Aliás, como já várias pessoas referiram, a fórmula resulta em perfeito, completo, simples disparate, se atendermos ao facto de que postula duas vezes (em duplicado, portanto) o carácter voluntário do acto de abortar: depois de "interrupção voluntária", ainda se acrescenta "por opção da mulher"! Então, se é voluntária, havia de ser por opção de quem ou de quê?
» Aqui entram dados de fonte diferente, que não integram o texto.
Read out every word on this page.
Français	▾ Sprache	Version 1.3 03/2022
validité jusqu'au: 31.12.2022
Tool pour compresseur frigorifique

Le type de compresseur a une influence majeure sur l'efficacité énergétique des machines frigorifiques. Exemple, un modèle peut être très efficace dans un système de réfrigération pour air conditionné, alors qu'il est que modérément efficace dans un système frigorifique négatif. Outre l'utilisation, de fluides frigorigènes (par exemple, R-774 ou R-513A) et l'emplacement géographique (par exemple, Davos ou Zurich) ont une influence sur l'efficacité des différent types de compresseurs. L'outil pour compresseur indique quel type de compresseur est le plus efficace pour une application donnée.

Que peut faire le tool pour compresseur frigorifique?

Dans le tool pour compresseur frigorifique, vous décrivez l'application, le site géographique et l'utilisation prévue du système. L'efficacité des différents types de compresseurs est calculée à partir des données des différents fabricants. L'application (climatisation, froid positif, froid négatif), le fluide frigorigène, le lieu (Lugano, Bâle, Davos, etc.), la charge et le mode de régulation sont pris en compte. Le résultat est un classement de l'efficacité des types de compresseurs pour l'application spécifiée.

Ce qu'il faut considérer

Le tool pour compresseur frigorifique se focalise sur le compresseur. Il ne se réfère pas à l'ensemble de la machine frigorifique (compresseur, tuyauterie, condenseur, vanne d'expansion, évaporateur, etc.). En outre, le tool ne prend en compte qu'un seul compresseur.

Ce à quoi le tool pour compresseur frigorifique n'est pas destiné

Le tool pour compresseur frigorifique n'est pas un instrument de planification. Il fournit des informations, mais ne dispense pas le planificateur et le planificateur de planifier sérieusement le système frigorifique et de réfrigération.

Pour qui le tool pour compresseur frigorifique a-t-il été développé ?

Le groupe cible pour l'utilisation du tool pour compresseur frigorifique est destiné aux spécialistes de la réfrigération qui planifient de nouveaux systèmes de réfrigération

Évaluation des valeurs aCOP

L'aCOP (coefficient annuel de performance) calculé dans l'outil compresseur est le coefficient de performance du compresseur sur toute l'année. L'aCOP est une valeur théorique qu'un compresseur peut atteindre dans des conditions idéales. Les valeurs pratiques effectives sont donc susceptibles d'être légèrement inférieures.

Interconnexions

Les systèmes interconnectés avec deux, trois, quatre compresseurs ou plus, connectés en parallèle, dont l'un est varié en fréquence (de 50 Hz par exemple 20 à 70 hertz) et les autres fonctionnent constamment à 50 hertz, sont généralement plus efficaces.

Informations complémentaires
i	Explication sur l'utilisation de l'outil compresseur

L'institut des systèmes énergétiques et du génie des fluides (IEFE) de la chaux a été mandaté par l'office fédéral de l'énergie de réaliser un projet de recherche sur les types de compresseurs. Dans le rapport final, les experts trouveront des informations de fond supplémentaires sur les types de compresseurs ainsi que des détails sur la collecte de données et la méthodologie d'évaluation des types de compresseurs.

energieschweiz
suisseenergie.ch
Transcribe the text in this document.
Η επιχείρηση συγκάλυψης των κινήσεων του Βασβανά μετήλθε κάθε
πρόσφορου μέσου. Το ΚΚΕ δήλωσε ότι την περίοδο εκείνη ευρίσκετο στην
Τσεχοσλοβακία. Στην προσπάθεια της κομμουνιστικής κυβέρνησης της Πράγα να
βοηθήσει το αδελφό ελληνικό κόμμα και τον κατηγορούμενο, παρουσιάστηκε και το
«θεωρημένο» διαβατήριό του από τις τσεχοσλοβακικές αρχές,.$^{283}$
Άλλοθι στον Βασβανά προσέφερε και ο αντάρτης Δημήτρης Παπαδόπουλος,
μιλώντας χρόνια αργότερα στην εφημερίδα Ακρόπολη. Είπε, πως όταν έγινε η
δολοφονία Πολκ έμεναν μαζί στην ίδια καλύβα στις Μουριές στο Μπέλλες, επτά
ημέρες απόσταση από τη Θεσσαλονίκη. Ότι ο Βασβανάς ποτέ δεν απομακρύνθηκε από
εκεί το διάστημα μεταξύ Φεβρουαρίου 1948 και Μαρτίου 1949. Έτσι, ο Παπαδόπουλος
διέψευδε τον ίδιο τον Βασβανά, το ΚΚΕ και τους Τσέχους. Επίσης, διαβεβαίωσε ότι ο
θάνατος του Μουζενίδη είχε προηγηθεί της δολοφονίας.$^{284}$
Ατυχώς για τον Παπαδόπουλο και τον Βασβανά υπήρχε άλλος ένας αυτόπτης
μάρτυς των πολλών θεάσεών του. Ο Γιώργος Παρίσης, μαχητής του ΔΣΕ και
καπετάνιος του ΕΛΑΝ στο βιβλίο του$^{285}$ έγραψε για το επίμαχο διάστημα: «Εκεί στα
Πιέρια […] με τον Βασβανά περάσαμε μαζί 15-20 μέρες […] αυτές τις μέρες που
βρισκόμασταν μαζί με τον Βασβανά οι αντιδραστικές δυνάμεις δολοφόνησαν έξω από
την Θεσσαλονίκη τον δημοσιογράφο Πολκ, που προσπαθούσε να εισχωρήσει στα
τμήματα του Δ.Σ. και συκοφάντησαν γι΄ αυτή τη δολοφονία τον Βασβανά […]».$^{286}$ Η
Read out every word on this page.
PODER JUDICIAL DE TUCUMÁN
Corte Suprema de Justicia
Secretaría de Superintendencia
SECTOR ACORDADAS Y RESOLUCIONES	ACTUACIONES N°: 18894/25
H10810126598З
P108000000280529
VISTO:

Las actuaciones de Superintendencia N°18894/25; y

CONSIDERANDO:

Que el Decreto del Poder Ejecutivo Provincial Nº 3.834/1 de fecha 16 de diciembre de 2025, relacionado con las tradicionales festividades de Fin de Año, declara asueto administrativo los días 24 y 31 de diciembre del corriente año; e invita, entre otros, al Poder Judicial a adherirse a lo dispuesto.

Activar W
Ou, pela inversa mas na mesma, se é "por opção da mulher" poderia alguma vez não ser "voluntária"?
Note-se que, ao nível da discussão sobre o tema em apreço e, por consequência, ao nível do discurso interpessoal, a expressão completa "interrupção voluntária da gravidez" foi substituída pela sua sigla (IVG), que rapidamente se transformou em simples acrónimo: não se diz "aborto", é claro, e já nem sequer se utiliza a expressão politicamente arranjada para o efeito; depois de abolido da argumentação o significante mais próximo do significado, trocado aquele por uma expressão carregada de inocuidade, liquida-se ainda esta, através da lei do menor esforço, e passa a utilizar-se simplesmente um conjunto de letras que soa a algo de indefinível e, agora sim, despido de qualquer valor referencial: IVG, "a ivêgê", tem reminiscências de coisa técnica, avançada, progressista, qualquer coisa parecida com TGV, BCG ou RGB.
A acronimia representa, quando aplicada a uma questão tão delicada como o aborto, mais uma prova de que as palavras estão realmente armadilhadas, com a finalidade última e única de acabar por vencer pela força o que a razão impede: pela força da engenharia linguística, utilizando as palavras como bombas, pretende-se rebentar a capacidade de discernimento das pessoas.
E poderá perfeitamente ser isso o que vai acontecer no próximo dia 11: as palavras vão rebentar nas mãos daqueles que já se julgam vencedores e na consciência dos que se deixaram enganar.
Enganados, porque lhes dizem que se trata apenas de uma questão legal, quando essa é apenas a primeira de três questões.
Enganados, porque lhes sugerem que "ivêgê" não é o mesmo que "aborto".
Enganados, porque ninguém os avisou de que "a pedido" é o mesmo que "sempre que quiser".
Enganados, porque - se depois das dez semanas é crime - então o aborto clandestino depois das dez semanas continuará a existir.
Enganados porque - se depois das dez semanas é crime - o aborto antes das dez semanas passa a ser urgência hospitalar, gratuita e prioritária.
Mas enfim, se foram enganados, é natural, a culpa foi das palavras, não foi de ninguém em particular.